Lo último: bases invisibles

¿Todavía no conoces los nuevos fondos de maquillaje 'segunda piel'? Descubre sus beneficios y consigue un efecto 'buena cara' al instante. 

Lejos de disfrazar el rostro y poner años con un acabado artificial, los nuevos fondos de maquillaje adaptan sus formulaciones y texturas para conseguir una piel transparente, fresca y uniforme. Ya puedes tener un look natural de efecto antiedad

Menos es más 

 

La tendencia 'no make up' es un hecho, y las bases también se han adecuado a este ‘menos es más’. Se las llama ‘segunda piel’ y es que, efectivamente, actúan como un velo que embellece y unifica, pero que nadie nota que llevas puesto. ¡Un sueño a tu alcance! 

No esconden, disimulan

Los fondos de toda la vida ofrecen una cobertura que puede convertirse en un arma de doble filo. Por un lado cubren las imperfecciones, pero a su vez tapan todo lo que da personalidad a un rostro (pecas, lunares, volúmenes...). En cambio, estos fond de teint son perfeccionadores.

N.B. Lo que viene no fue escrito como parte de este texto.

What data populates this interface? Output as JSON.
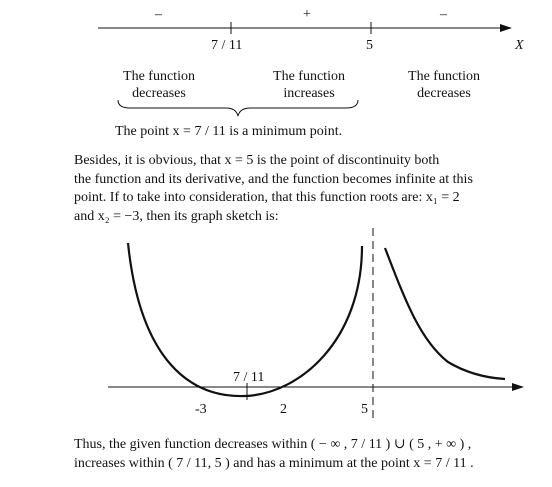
{
  "sign_line": {
    "signs": [
      "–",
      "+",
      "–"
    ],
    "ticks": [
      "7 / 11",
      "5"
    ],
    "axis_label": "X",
    "intervals": [
      {
        "line1": "The function",
        "line2": "decreases"
      },
      {
        "line1": "The function",
        "line2": "increases"
      },
      {
        "line1": "The function",
        "line2": "decreases"
      }
    ]
  },
  "minimum_sentence": "The point  x = 7 / 11 is a minimum point.",
  "paragraph": [
    "Besides, it is obvious, that  x = 5  is the point of discontinuity both",
    "the function and its derivative, and the function becomes infinite at this",
    "point. If to take into consideration, that this function roots are:  x₁ = 2",
    "and  x₂ = −3,  then its graph sketch is:"
  ],
  "graph": {
    "labels": {
      "min_label": "7 / 11",
      "root_left": "-3",
      "root_right": "2",
      "asymptote": "5"
    }
  },
  "conclusion": [
    "Thus, the given function decreases within ( − ∞ ,  7 / 11 ) ∪ ( 5 , + ∞ ) ,",
    "increases within ( 7 / 11,  5 ) and has a minimum at the point  x = 7 / 11 ."
  ]
}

Atenúan rojeces y manchas, pero dejan brillar ‘por la cara’ y en todo su esplendor aquellos detalles que aportan expresividad y carácter. 

Miman la piel 

 

Lo mejor de estos fluídos es que no sólo dejan un aspecto saludable, sino que, realmente, contribuyen a la salud interna de la dermis. Están enriquecidos con aceites, extractos vegetales (arroz, avena...) y vitaminas (C y E, generalmente). ¿Resultados? Poseerás esa ansiada ‘buena cara’ y tendrás cubiertas otras necesidades: hidratación, nutrición, protección frente a los rayos solares... 

Dejan respirar 

 

¿Quién no ha padecido una sensación de pesadez después de maquillarse? Incómoda, ¿verdad? Por eso, estos fondos buscan la ligereza, tanto en su aplicación (tienen cuentagotas o dosificador) como en el resultado, duradero pero flexible, antimperfecciones y nada oclusivo. 

 

Se funden muy bien 

 

Las bases clásicas poseen polvos opacos que reducen la luminosidad del rostro y dejan contraste entre las zonas donde se ha aplicado producto y en las que no. Sin embargo, las de acabado invisible, gracias a los aceites que contienen, logran unificar, realzar y sublimar el tono natural. Además, se funden a la perfección y aportan luminosidad, consiguiendo un lienzo homogéneo y sin cortes. 

Manual de uso:

 

Usa la brocha. Cuando quieras una mayor consistencia coge una pequeña cantidad con ella y extiende desde el centro hacia fuera. Y no olvides bajar hacia el cuello o repasar el nacimiento del pelo. 

Emplea la esponja. En seco, lograrás una cobertura total. Si la utilizas un poco húmeda, el acabado será más etéreo. 

Ponlo con las yemas de los dedos. Si te quieres maquillar en tiempo récord, usa el dedo anular, que es el que menos fuerza tiene, para fijar la base en las zonas frágiles (contorno de labios y ojos y párpados). 

Haz un mix sutil. Para crear un resultado ultrasuave y delicado, mezcla en el dorso de la mano unas gotitas de maquillaje con tu hidratante o sérum habitual de cuidado.